In order properly to exercise this mission, to be truly attentive to the particular Churches and to all human necessity, the Holy See needs to be present in an adequate manner in different parts of the world.
In Slovenia the Catholic Church carries out numerous activities that benefit the whole of society: in the field of charity and education, in preserving cultural heritage and in providing spiritual assistance.
The Agreement between Slovenia and the Holy See, which I mentioned earlier, recalls the principles of religious freedom guaranteed by the Slovenian Constitution and by those universally-recognised fundamental Human Rights concerning freedom of thought, conscience and religion. At the same time the Catholic Church, with its juridical personality recognised by the State, is free to operate with respect for Slovenian Laws. The mutual collaboration between these two independent and autonomous entities is beneficial for the promotion of the human person and of the common good.
The construction of an Apostolic Nunciature, such as this, is a sign of the will of the Holy See to consolidate a stable and permanent presence in a State, in a spirit of understanding and effective collaboration with the Government and with the local Church.

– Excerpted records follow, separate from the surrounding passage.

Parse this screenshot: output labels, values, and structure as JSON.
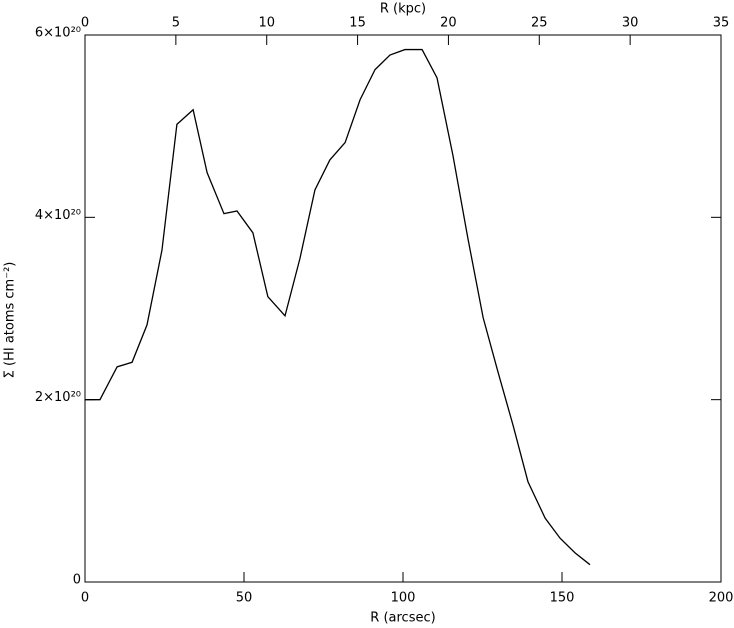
{
  "chart_data": {
    "type": "line",
    "xlabel": "R (arcsec)",
    "x2label": "R (kpc)",
    "ylabel": "Σ (HI atoms cm⁻²)",
    "x": [
      0,
      4.7,
      10.1,
      14.8,
      19.5,
      24.2,
      28.9,
      34.0,
      38.4,
      43.7,
      47.8,
      52.8,
      57.5,
      62.9,
      67.6,
      72.3,
      77.0,
      81.8,
      86.5,
      91.2,
      95.9,
      100.6,
      106.0,
      110.7,
      115.7,
      120.4,
      125.2,
      129.9,
      134.6,
      139.3,
      144.7,
      149.4,
      154.1,
      158.8
    ],
    "values": [
      2e+20,
      2e+20,
      2.36e+20,
      2.41e+20,
      2.82e+20,
      3.64e+20,
      5.02e+20,
      5.18e+20,
      4.49e+20,
      4.04e+20,
      4.07e+20,
      3.83e+20,
      3.13e+20,
      2.92e+20,
      3.55e+20,
      4.3e+20,
      4.63e+20,
      4.82e+20,
      5.29e+20,
      5.62e+20,
      5.78e+20,
      5.84e+20,
      5.84e+20,
      5.53e+20,
      4.68e+20,
      3.77e+20,
      2.9e+20,
      2.3e+20,
      1.72e+20,
      1.1e+20,
      7e+19,
      4.8e+19,
      3.2e+19,
      1.9e+19
    ],
    "color": "#000000",
    "xlim": [
      0,
      200
    ],
    "xticks": [
      0,
      50,
      100,
      150,
      200
    ],
    "x2lim": [
      0,
      35
    ],
    "x2ticks": [
      0,
      5,
      10,
      15,
      20,
      25,
      30,
      35
    ],
    "ylim": [
      0,
      6e+20
    ],
    "yticks": [
      0,
      {
        "value": 2e+20,
        "label": "2×10²⁰"
      },
      {
        "value": 4e+20,
        "label": "4×10²⁰"
      },
      {
        "value": 6e+20,
        "label": "6×10²⁰"
      }
    ],
    "grid": false
  }
}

Bringing such a building to completion is not always easy and sometimes requires a considerable amount of time. I know that the President of the Republic, the Mayor of Ljubljana and many important figures present here today, have accompanied this process with particular care and attention and a willingness to help. To them – to you – I would like to express the gratitude of the Holy See. At the same time, we are very grateful to the Archdiocese of Ljubljana, which for more than twenty years has offered such a convenient location for the offices and the residence of the Apostolic Nuncio.
The Pope and the Holy See now has its own house in Slovenia! This is a place that speaks of solidarity and affection; a place of meeting and exchange, where relationships are cultivated; a place which is made human by the authenticity of those relationships. And, allow me to add that, in these times marked by the mobility of increasing numbers of people, an attitude of openness and mutual acceptance needs to be fostered by all.
I would also like to publicly recognise the effort of the Apostolic Nuncios who sought out this location and helped to bring the project for this building to fruition. Allow me to recall how much was done by Archbishop Edmond Farhat and by Archbishop Santos Abril y Castellò, now Cardinal and Archpriest of the Basilica of Saint Mary Major. Your current Nuncio, Archbishop Juliusz Janusz (who is also Dean of the Diplomatic Corps), has accumulated extensive experience in building new Nunciatures. Indeed, after Mozambique and Hungary, this is the third building that stands as testimony to his ability.
And this building, the Nuncio tells me, has a very Slovenian touch. In the part that was renovated, the architectural style of an existing historical house was preserved, whilst in the new building there is a chapel designed and executed by a famous Slovenian artist, Father Ivan Marko Rupnik. I want to thank all those, who with their skill and hard work have contributed to this magnificent building.
As we inaugurate this building, it is, of course, important to recall that an Apostolic Nuncio must be competent above all in building the bridges of human relationships, through dialogue and an openness to the humanity at the heart of every problem. That is ultimately the vocation of each and every Christian and underlines that the solid foundation from which we must start building is always Christ.
I cordially invoke God’s blessings of joy and peace for the people and leaders of the noble Slovenian nation.